Load balancing an array of servers running the Secure Gateway is accomplished using a virtual IP address that is dynamically mapped to one of the real IP addresses (for example, 10.4.13.10, 10.4.13.11 and 10.4.13.12) of a server running the Secure Gateway. If you use a virtual IP address such as 10.4.13.15, all your requests are directed to the virtual IP address and then routed to one of the servers. You can set up the virtual IP address through software, such as Windows NT Load Balancing Service, or hardware solutions, such as a Cisco CSS 11000 Series Content Services switch. If you use hardware in a production environment, make sure to use two such devices to avoid a single point of failure.

Load Balancing an Array of the Secure Gateway Proxy

You can load balance an array of servers running the Secure Gateway Proxy in the same way as the Secure Gateway. Instead of using an external load balancer, the Secure Gateway Proxy has built-in support for load balancing.

This is useful in situations where you experience extremely high loads on the Secure Gateway array. In this case, it might help to deploy a second Secure Gateway Proxy and load balance the two servers.

In addition, if the communications link between the Secure Gateway and the Secure Gateway Proxy is secured, you can use a single certificate for the Secure Gateway Proxy array.

Certificate Requirements for Load Balancing Secure Gateway Servers

Load balancing relies on the use of a virtual IP address.

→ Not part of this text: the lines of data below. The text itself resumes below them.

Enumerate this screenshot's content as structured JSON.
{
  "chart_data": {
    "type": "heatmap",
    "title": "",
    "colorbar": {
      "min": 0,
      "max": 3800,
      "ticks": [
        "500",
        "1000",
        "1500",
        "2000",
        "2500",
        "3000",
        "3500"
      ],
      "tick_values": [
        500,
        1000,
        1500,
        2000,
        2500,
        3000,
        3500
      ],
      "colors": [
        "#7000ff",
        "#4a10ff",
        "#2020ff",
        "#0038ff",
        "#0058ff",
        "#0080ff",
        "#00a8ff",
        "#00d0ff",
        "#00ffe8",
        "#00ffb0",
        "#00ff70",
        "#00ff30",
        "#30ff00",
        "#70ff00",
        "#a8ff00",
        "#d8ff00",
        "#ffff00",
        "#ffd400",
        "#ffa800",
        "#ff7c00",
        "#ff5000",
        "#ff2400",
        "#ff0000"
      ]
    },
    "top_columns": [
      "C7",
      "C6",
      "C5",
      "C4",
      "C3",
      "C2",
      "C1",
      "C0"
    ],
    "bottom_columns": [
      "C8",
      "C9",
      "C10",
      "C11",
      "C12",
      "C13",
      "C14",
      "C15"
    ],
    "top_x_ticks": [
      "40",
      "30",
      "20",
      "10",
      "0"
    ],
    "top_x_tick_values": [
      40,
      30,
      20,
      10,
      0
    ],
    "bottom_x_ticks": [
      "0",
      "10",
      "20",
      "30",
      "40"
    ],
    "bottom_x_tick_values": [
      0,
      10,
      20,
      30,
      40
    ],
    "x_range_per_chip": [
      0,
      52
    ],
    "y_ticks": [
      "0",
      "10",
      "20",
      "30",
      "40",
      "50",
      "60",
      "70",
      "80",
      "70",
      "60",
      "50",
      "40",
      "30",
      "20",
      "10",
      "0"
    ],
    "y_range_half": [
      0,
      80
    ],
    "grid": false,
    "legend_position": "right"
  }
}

The virtual IP address is bound to an FQDN and all clients request connections from the virtual IP address rather than the individual servers running the Secure Gateway behind it. A single IP address, the virtual IP, acts as an entry point to your servers running the Secure Gateway, simplifying the way clients access Web content, published applications, and services on computers running Citrix XenApp.

If you are using a load balancing solution, all servers running the Secure Gateway can be accessed using a common FQDN; for example, csgwy.company.com.

In conclusion, you need a single server certificate, issued to the FQDN (mapped to the virtual IP or DNS name) of the load balancing server. The certificate must be installed on every server running the Secure Gateway in the server array that is being load balanced.

Using Load Balancers and SSL Accelerator Cards with Secure Gateway Servers

Load balancing solutions available in the market today may feature built-in SSL accelerator cards. If you are using such a solution to load balance an array of servers running the Secure Gateway, disable the SSL acceleration for traffic directed at the servers running the Secure Gateway. Consult the load balancer documentation for details about how to do this.

Presence of SSL accelerator cards in the network path before the server running the Secure Gateway means the data arriving at the Secure Gateway is decrypted. This conflicts with a basic function of the Secure Gateway, which is to decrypt SSL data before sending it to a Citrix XenApp server. The Secure Gateway does not expect non–SSL traffic and drops the connection.